Потом пошло известное под гору, вверх колесами. По вечерам останавливались трамваи на Арбате, чтобы пропустить стада воющих баб-провожальщиц. Горничная моя Феня выбежала солдат поглядеть, а в ее отсутствие мое новое Делосовское пальто с вешалки свистнули, и никелированные дверные ручки отвинтили.
Запахло сырым мясом, вчерашние разумники сегодня сбесились и полезли на Пушкина разговаривать о духовном смысле войны. Новобранцы слушали и крепче сжимали в потных кулаках полученный у воинского харч: щепотку чая и два куска сахара.
Получалось: ‘оно, конечно, так, но кроме того вопче’.
И вой, и вой, и вой…
Выли алые платочки, вырывая космы седеющих редеющих волос. Выли шляпы с плерезами, спеша заказать форму сестры милосердной. Выли радикальные фельетонисты и обеспечивали себе отсрочку по отбыванию воинской повинности. Выли купцы в красных рядах, опасаясь, что залежится шелк и никому не понадобится ‘Лориган’ Коти.
Приезжал и государь. Издерганный, жалкий, маленький. Проехал мимо толпы, подергал лайковую перчатку и в свою очередь повыл.
А когда утихал вой и к Новодевичьему подкрадывалась заря, с вокзалов — Брянского, Курского, Рязанского, Александровского — везли растерзанное пушечное мясо. В шестиместной молчащей каретке две-три ноги, две-три руки, пять-шесть глаз.
А когда розовел Новодевичий и улегалась пыль от кареток, из домов на Пречистенке, на Остоженке, в Арбатских переулках, вывалились толпы слезливых, всю ночь проспоривших о духовном смысле войны.
У Фени убили брата еще до конца июля. По этому поводу я вручил ей десятку на поминовение души убиенного раба Кирилла и на двое суток лишился покоя. Завыла, заплясала кухня. Плакала с плясками, горланила со слезами, пила молча и жадно. На третий день Феня объявила расчет, заявив, что ей сподручней в милосердных сестрах.
У меня была первая льгота и пока что меня не трогали. На всякий пожарный случай я заручился соответственными поддержками. Выслушав двухмесячный вой, прочтя все фельетоны и все отчеты о торжественных заседаниях, я дал себе честное слово не принимать никакого участия в игре, угрожавшей оказаться длительной и бескозырной.
Как ни мало интересовала меня политика, я был достаточно раздражен, чтобы не подойти вплотную к чуждому мне делу. Разобравшись, я понял, что один рязанский мужик дороже всей ‘маленькой героической Сербии’, что самый невыгодный торговый договор благоуханнее Хеопсовой пирамиды оторванных гниющих ног и что, следовательно, единственная стоящая вещь — постараться до конца остаться в стороне. Величественные обличения и туманные благоглупости столичной и союзной печати трогали меня не больше, чем упреки в дезертирстве. Печать — по выражению мудрейшего русского человека — это пулемет, из которого стреляет идиотический унтер. А дезертир — это я чувствовал сам, всей своей кровью — росток живой жизни, не желающей погибать и в дуновении аравийского урагана.

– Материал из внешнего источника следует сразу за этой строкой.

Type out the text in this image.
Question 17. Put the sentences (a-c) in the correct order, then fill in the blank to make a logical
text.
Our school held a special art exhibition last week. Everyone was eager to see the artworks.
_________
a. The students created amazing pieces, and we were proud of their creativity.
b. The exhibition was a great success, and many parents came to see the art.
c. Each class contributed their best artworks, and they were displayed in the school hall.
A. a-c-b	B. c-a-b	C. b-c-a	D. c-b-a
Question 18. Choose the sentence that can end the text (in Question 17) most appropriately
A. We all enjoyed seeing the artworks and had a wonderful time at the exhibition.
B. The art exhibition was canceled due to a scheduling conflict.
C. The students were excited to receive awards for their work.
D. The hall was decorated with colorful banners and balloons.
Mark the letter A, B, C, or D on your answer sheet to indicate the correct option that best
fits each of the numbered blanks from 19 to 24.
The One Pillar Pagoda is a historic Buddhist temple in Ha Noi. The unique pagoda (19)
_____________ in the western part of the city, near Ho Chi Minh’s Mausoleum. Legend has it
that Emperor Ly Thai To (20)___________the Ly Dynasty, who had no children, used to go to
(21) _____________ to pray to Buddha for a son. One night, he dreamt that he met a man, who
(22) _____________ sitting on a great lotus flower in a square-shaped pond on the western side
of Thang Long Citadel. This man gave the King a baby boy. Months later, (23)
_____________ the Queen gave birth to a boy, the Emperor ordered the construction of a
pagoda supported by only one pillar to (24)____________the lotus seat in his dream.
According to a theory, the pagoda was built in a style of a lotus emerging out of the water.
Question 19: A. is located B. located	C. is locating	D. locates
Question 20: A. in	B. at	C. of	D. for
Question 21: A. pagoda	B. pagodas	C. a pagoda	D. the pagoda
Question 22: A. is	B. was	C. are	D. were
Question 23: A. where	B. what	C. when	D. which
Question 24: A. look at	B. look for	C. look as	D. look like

Если будут очень приставать, соберу остатки денег и уйду в Швецию, Норвегию или в т. п. страну.
Петр Феодорович разделял мои взгляды лишь отчасти: лишь в отношении к самообороне. О смысле войны для России в его полированном черепе имелась целая груда извилистых незначительностей.
Гольденблат, с которым я столкнулся на одной из воющих прогулок по Тверской, расцвел еще пуще.
— Драгоценнейший юный Казанова! Вспомните, вспомните меня. Поработаем во всю. Ах, дайте полгода срока, какие дела, какие нечеловеческие дела будем делать…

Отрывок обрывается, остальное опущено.